Hacker News new | ask | show | jobs
by tkot 37 days ago
> It's less pronounced with diacritics, but enter Unicode normal forms: you can represent š either as š, or s followed by a diacritic. When you want to compare two strings, you have to normalize them to ensure you are comparing apples to apples. I can guarantee most software is broken in that regard. For Cyrillic, it just works.

It's the same with Unicode encoding of Cyrillic letters - й (U+0439) can be written as й (и U+0438 + ◌̆ U+0306)

> Interestingly — and not many know this — Unicode includes separate codepoints for all of the digraphs too. While well-intentioned, it only makes the problem worse.

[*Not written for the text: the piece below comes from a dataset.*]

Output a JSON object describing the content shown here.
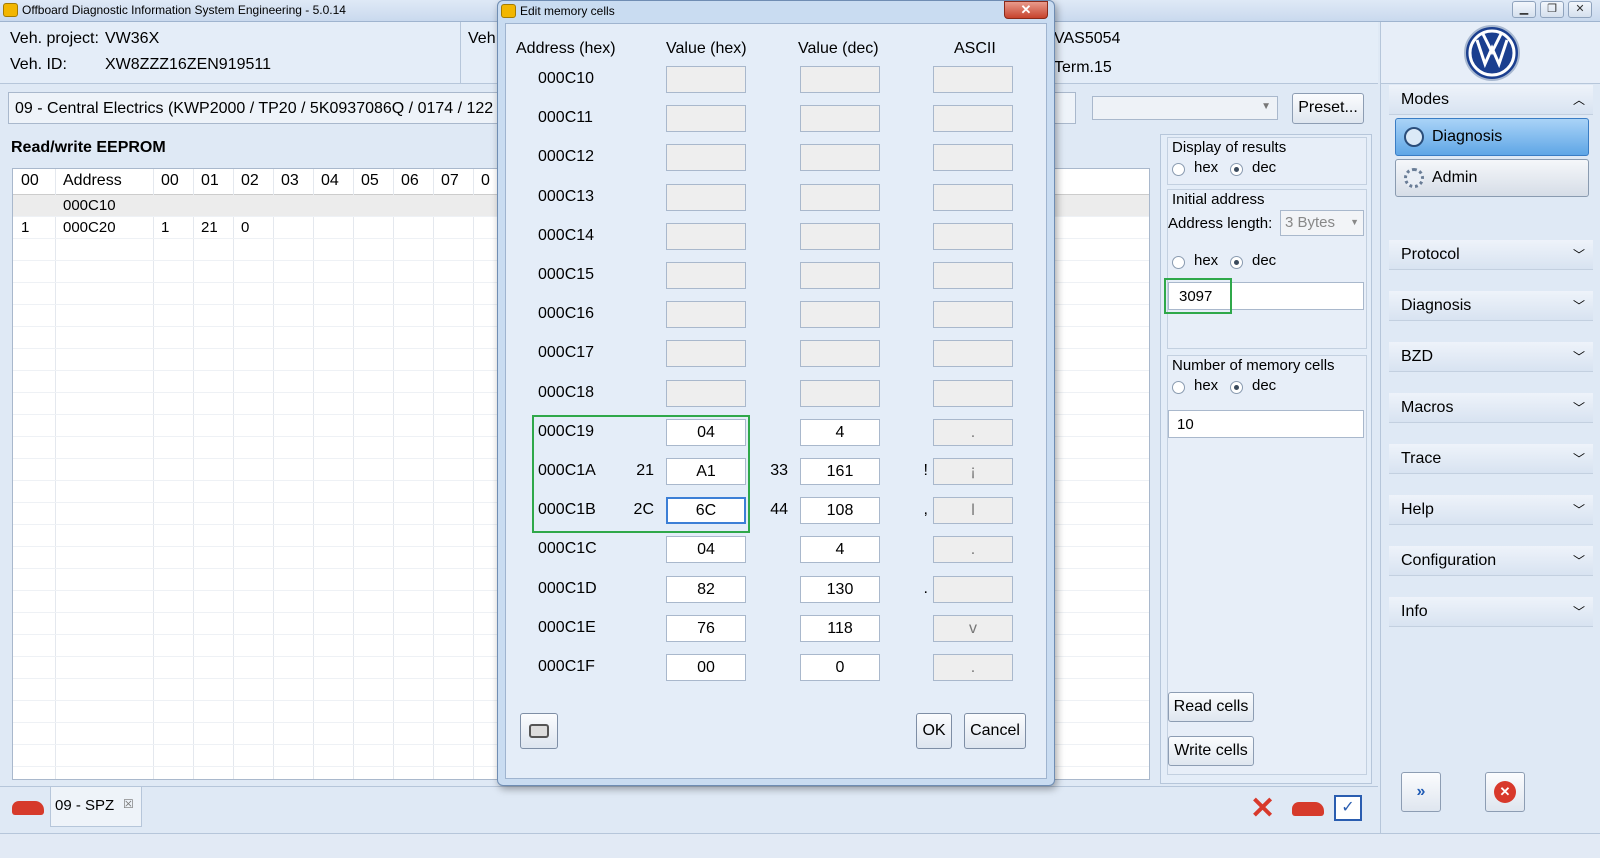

Based on your description it seems that the root cause of the issues is using two letters to represent the digraph - for example N (U+004E) J (U+004A) instead of NJ (U+01CA) - and the sorting issues would be identical if people typed Н (U+041D) Ь (U+042C)instead of Њ (U+040A).

What's the reason for the digraph being substituted by 2 letters in the first case more often than in the second case?

1 comments

You are absolutely right that there are examples where Cyrillic as used by Slavic languages is not perfectly "clean" either, and it's certainly a lot more nuanced than my simplistic and absolutist claim.

Perhaps people misunderstood me: it is not a _technical_ property of Cyrillic (vs Latin) script per se, but a combination of historical setting and ability to adapt the script to the (smaller) group's language. This has led to Cyrillic scripts being _developed_ to be technically more suitable for Slavic languages, because where Latin script was used, there was not as much liberty (perceived or real).

I mean, either is just a set of pictograms representing parts of spoken words, and obviously, if developed similarly, there is no difference between them. But for Slavic languages they were _not_ developed similarly, which is my point.